As Grenada is in the process of reviewing its Constitution, a significant question which many people are asking is: Should we retain the monarchical system of government that we have, or should we opt for a Republican system?
This is a fair question, and in order to make a rational decision on the matter, it is most important that people in general fully understand the ramifications of choosing either one or the other.
Section 57 of the Grenada Constitution provides that the monarch of the UK through the Governor-General is vested with executive authority here in Grenada. This executive authority may be exercised either directly or indirectly through the Prime Minister and his Cabinet of Ministers. In this context, the Governor-General is regarded as the Head of State and the Prime Minister as the Head of Government. Grenada therefore has a constitutional monarchy which system has been adopted by sixteen other independent commonwealth countries including Jamaica, Bahamas, Belize, Canada, Australia, and all OECS countries with the exception of Dominica.
It is to be noted that section 62 (1) of the Constitution provides that, “in the exercise of his functions the Governor-General shall act in accordance with the advice of the cabinet or a minister acting under the general authority of the Cabinet except in cases where he is required by the Constitution or any other law, to act in accordance with the advice of any person or authority other than the Cabinet or in his own deliberate judgment.” This provision emphasises the fact that it is the Prime Minister and his Cabinet who are really in charge of the affairs of state, and not the Governor-General.
Besides the monarchical system of government, another form of government is that of a Republic. This form of government may have either a Ceremonial President such as in Trinidad and Tobago and in Dominica or an Executive President such as in the United States of America or in Guyana. The Ceremonial President is regarded as Head of State and performs similar tasks as those of the Governor-General in a monarchical system. In this system, also the Prime Minister is the Head of Government.
In stark contrast to this situation, the Executive President is both Head of State and Head of Government. Sometimes however, the Executive President may encounter serious problems pertaining to the passage of legislation if the Congress (as in the USA) or the Parliament (as in Guyana) is controlled by a party to which the Executive President does not belong. These problems have actually occurred in both the USA and in Guyana in recent times.
As with the monarchical system, the origin of republicanism dates back to many centuries. During those early times, it was felt that more power should lie in the domain of the general public rather than in the hands of an absolute monarch. However, the distinction between the modern day republic and a constitutional monarchy is not entirely clear, as one could argue that with free and fair elections taking place in either system of government, and with adequate constitutional safeguards, power actually lies in the hands of the populace. Perhaps the only recognisable distinction is that the republican system has a President and the other has a Monarch.
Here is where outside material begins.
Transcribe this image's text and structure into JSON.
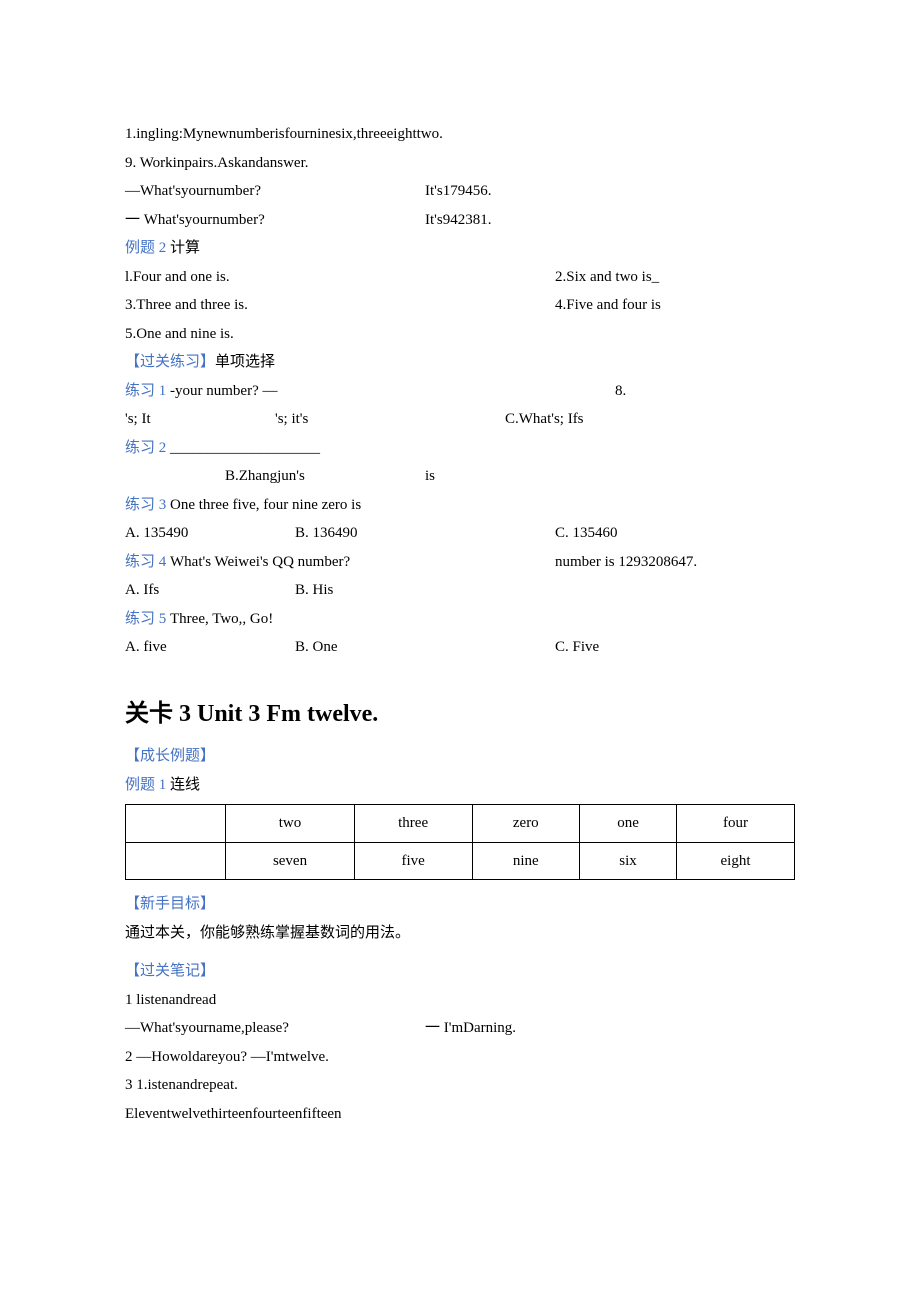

The question therefore boils down to whether the monarch of the UK should continue to be recognised as Grenada’s Head of State, or whether a Grenadian should be appointed to that position in the capacity as President. If a republican system is adopted here in Grenada, the Queen’s awards such as the BEM, the MBE and Knighthoods which are given to deserving Grenadians would no longer be available. The award of Queen’s Counsel (QC) would also no longer be available to outstanding attorneys. Some may regard these awards as being meaningless, others may not. A counter argument is that Grenada could establish its own awards. However whether these new awards would have the same significance as those from the Queen would be another question, bearing in mind that the Queen’s awards go back to many centuries and are given in very limited numbers.
One argument in favour of adopting a republican system of government is that it is likely to stir up nationalistic fervour. In this way it is argued, that Grenadians would become more Grenadianised and would become more productive. This would really be a good thing but firstly, Grenadians must fully appreciate the real meaning of Republicanism. It may not make any sense however, if the country goes headlong into a new system without having the opportunity to benefit from this nationalistic fervour. Is the timing right for this new venture? Or is it better to be safe than sorry? An autocratic President in a Republic can be just as bad as an autocratic Prime Minister in a Monarchy.
What will it be then, a Monarchy or a Republic?